Kacamata dan Degenerasi Makula

Jika Anda pernah mendengar tentang degenerasi makula dan Anda berusia di bawah 50 tahun, Anda mungkin pernah mendengar tentang penyakit mengerikan ini karena salah satu kakek nenek Anda mengidapnya. Ini adalah penyakit penglihatan yang umum di kalangan orang tua, tetapi banyak orang tidak tahu betapa menakutkannya

penyakit ini. Degenerasi makula menyebabkan kerusakan mata yang lambat yang akhirnya menyebabkan seseorang, yang mungkin tidak pernah memakai kacamata dalam hidup mereka, menjadi buta.

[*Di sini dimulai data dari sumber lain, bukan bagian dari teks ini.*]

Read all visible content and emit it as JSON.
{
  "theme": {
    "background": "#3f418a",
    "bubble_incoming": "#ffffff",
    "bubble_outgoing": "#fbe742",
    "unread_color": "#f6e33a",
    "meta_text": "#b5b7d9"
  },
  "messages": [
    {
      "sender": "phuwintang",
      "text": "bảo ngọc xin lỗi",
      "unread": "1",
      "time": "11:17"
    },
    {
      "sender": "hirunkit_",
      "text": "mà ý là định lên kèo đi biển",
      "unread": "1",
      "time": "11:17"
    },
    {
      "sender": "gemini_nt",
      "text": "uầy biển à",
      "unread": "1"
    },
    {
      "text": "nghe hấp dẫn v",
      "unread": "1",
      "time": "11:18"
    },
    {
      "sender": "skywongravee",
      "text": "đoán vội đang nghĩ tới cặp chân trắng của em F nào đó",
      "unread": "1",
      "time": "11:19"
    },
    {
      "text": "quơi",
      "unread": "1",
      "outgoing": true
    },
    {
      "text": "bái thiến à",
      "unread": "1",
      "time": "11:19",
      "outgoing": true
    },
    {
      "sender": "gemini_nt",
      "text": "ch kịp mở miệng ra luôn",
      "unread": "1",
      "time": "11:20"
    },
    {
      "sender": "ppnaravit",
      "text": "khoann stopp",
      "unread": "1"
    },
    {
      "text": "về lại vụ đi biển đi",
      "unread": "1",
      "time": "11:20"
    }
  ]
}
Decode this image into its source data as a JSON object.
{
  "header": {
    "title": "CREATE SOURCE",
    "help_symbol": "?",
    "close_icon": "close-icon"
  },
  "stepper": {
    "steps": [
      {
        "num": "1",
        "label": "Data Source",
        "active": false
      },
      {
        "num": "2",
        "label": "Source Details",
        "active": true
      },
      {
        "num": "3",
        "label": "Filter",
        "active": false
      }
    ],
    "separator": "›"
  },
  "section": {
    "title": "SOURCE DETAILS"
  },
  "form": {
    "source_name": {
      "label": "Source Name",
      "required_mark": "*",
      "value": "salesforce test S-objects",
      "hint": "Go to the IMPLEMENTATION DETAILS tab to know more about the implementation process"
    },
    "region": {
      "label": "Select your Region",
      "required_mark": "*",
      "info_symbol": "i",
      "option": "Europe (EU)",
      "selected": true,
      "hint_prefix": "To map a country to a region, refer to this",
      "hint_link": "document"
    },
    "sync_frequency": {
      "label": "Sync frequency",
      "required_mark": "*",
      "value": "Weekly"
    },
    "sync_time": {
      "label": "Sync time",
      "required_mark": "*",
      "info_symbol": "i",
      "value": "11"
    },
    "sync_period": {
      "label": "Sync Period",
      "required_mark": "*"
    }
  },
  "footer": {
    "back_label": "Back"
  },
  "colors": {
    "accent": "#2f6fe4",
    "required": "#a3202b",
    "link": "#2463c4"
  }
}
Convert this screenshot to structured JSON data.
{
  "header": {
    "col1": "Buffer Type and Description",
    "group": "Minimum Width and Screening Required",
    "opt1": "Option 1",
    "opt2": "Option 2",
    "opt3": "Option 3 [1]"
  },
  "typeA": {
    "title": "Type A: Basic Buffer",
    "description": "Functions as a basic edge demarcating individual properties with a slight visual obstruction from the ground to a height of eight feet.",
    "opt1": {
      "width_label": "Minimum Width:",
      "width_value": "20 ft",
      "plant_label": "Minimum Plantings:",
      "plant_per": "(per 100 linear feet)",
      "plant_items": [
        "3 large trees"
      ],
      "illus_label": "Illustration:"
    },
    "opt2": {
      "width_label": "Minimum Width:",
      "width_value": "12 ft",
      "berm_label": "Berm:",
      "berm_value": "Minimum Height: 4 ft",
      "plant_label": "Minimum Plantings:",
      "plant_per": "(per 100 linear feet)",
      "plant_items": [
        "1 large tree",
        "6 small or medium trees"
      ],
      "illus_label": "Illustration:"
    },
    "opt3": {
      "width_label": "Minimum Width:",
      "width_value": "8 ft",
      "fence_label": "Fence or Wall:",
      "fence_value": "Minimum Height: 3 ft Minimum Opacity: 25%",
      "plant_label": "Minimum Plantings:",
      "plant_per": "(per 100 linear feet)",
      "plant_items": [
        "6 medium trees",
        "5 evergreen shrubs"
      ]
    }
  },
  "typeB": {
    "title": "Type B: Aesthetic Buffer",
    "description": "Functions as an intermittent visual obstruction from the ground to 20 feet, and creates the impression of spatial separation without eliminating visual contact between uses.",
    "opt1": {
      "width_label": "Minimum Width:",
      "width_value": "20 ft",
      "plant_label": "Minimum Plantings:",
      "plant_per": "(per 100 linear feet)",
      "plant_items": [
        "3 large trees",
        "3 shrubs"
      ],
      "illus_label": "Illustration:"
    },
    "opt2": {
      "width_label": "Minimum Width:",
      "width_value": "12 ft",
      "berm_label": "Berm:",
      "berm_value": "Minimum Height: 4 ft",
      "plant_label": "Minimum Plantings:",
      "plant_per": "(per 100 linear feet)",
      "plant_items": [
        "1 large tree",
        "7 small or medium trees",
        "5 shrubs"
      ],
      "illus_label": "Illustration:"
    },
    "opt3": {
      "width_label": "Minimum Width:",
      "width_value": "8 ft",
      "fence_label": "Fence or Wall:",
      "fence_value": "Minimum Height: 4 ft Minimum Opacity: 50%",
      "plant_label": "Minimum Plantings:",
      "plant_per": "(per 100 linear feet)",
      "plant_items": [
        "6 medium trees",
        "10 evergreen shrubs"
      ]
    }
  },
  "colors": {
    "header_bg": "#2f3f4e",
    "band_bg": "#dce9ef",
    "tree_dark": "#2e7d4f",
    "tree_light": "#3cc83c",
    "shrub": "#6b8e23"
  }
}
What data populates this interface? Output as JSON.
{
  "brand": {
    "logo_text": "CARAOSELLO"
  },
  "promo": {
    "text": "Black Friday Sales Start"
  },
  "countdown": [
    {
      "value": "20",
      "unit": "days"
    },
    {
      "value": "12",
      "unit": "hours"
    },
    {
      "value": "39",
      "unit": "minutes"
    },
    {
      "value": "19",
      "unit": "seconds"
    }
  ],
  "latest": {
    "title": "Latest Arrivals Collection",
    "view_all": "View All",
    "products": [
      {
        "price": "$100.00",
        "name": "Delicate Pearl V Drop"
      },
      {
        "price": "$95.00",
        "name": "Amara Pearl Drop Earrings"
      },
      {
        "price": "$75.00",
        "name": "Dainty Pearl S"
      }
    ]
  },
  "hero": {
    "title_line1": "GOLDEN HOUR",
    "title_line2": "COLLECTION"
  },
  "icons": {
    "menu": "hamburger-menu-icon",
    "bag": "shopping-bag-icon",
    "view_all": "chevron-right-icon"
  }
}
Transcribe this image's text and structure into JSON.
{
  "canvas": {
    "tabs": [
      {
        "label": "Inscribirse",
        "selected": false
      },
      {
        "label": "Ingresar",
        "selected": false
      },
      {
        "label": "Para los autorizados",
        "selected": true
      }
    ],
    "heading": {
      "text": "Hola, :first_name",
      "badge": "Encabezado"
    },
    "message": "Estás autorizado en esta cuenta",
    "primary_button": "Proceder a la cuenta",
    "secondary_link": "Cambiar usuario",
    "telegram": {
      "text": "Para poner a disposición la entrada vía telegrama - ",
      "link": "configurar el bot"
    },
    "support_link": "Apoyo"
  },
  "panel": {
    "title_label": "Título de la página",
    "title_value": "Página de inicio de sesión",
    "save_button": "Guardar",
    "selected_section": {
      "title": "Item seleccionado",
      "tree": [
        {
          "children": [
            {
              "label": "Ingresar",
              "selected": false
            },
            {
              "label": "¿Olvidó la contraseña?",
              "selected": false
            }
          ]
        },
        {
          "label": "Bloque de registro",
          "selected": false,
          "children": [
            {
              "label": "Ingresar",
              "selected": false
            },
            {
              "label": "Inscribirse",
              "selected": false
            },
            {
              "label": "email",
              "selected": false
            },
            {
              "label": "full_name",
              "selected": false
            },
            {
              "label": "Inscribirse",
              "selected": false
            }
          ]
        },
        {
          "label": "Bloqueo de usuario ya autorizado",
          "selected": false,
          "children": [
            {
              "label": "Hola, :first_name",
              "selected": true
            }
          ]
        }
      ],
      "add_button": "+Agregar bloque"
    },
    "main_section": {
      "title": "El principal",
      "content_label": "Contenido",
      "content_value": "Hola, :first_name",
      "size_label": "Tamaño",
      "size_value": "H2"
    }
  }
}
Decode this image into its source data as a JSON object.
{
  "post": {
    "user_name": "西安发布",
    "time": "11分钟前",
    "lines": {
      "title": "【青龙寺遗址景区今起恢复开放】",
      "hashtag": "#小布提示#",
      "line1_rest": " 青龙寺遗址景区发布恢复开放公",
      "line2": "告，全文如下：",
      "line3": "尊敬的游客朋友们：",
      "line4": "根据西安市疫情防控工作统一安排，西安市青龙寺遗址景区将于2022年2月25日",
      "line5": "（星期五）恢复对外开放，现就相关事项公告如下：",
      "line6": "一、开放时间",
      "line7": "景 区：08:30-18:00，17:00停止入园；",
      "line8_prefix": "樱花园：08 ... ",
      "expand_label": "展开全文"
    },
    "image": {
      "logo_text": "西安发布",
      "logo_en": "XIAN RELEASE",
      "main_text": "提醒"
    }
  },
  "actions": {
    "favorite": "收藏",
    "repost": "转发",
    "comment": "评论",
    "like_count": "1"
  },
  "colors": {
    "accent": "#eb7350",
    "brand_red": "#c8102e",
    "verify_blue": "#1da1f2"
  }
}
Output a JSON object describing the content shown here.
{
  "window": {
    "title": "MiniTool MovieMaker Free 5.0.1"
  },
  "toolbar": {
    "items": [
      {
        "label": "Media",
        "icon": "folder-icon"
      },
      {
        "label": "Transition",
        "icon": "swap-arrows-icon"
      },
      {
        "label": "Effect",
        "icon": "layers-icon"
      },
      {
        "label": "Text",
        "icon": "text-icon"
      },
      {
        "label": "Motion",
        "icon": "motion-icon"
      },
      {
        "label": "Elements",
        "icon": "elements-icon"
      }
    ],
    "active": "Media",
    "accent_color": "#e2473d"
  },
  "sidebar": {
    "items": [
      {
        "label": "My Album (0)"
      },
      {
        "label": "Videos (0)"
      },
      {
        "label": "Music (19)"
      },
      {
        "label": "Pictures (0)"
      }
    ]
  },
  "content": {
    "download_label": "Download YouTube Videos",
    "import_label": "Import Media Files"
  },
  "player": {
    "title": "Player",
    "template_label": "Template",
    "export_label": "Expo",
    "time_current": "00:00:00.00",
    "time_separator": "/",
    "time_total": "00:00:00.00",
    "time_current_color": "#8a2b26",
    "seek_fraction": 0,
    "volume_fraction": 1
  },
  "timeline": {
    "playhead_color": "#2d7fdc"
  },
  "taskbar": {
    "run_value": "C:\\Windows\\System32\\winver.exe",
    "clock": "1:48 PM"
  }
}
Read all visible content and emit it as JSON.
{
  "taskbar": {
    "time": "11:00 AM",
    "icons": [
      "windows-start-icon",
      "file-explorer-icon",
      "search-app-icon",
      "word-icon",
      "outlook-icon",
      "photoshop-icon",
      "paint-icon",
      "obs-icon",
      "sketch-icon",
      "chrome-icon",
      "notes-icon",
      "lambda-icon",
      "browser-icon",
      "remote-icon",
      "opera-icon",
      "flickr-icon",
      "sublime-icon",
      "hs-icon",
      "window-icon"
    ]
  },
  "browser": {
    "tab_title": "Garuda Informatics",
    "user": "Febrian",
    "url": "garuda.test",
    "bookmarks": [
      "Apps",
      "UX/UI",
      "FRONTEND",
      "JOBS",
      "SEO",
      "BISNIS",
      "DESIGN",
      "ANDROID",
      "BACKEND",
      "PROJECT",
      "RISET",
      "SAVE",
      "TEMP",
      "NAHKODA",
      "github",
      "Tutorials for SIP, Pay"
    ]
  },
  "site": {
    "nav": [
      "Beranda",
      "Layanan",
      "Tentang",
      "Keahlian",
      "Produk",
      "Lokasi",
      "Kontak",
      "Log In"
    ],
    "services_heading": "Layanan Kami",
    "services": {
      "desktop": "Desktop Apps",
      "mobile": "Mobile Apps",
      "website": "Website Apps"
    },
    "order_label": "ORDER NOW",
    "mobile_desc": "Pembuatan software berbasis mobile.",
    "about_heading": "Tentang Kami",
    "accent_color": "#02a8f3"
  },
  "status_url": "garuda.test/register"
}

Memang benar

penglihatan dan diabetes bahwa orang yang tidak pernah memiliki masalah penglihatan dan memiliki penglihatan 20/20 yang sempurna sepanjang hidup mereka dapat menjadi buta karena penyakit ini.

Degenerasi makula biasanya terjadi pada orang tua ketika retina rusak. Itu muncul dalam dua bentuk: basah dan kering. Degenerasi makula memengaruhi bagian makula retina – yang mengontrol dan merinci penglihatan sentral Anda. Bentuk kering memungkinkan puing-puing seluler, yang disebut drusen, menumpuk di antara retina dan koroid – memungkinkan retina terlepas. Dalam versi basah, retina juga bisa terlepas tetapi pembuluh darah tumbuh dari koroid di belakang retina sehingga menjadi lebih parah. Sering kali, dapat diobati dengan koagulasi laser dan, dalam hubungannya dengan obat-obatan, kadang-kadang dapat membalikkan pertumbuhan pembuluh darah.

Bagi banyak orang lanjut usia, semuanya bisa berubah dalam satu hari ketika tiba-tiba mata seseorang mulai kabur dan mereka tiba-tiba tidak bisa melihat definisi objek sebaik dulu. Seperti yang dikatakan seorang cucu perempuan, “Pada saat dia mengeluh kepada kami bahwa nenek kami telah lolos dari kebutuhan akan kacamata resep selama ini, dia mengira dia bisa membuat perubahan kecil dan mulai terlihat seperti orang lain seusianya dan berinvestasi dalam sepasang. bingkai kacamata. Hanya setelah kunjungan ke dokter matanya, kebenaran yang menyakitkan

klinik mata jakarta ditemukan bahwa kondisi ini akan terus memburuk dari waktu ke waktu sampai nenek saya akhirnya tidak dapat melihat sama sekali. Menariknya,

Dalam kebanyakan kasus, orang “berkembang” dari tidak pernah merasakan bingkai kacamata di wajah mereka, menjadi tiba-tiba memakai lensa resep dalam meningkatkan kekuatan dalam waktu singkat. Degenerasi diperlambat oleh pengobatan tertentu (yang dibangun di sekitar kebutuhan dan situasi tertentu dari setiap pasien) yang tidak

dapat menyembuhkan, melainkan menahan efek negatif selama mungkin. Ketika penglihatan mereka memburuk, penderita membutuhkan lebih banyak alat bantu optik seperti kaca pembesar, lampu yang lebih terang, dan cetakan yang lebih besar. Seringkali mereka membutuhkan semua hal di atas ditambah kacamata resep mereka. Namun,

pada akhirnya, tidak ada yang akan membantu dan, seperti dalam kasus banyak nenek dan kakek, penderita dibiarkan mendengarkan kaset audio dan memutar-mutar jari mereka hampir sepanjang hari karena mereka tidak bisa melihat. Namun, perhatikan bahwa degenerasi makula sebenarnya tidak menyebabkan kebutaan. Ini menyebabkan hilangnya penglihatan yang jelas. Kebutaan total hanya terjadi jika ada komplikasi lain dan kondisi mata yang terlibat.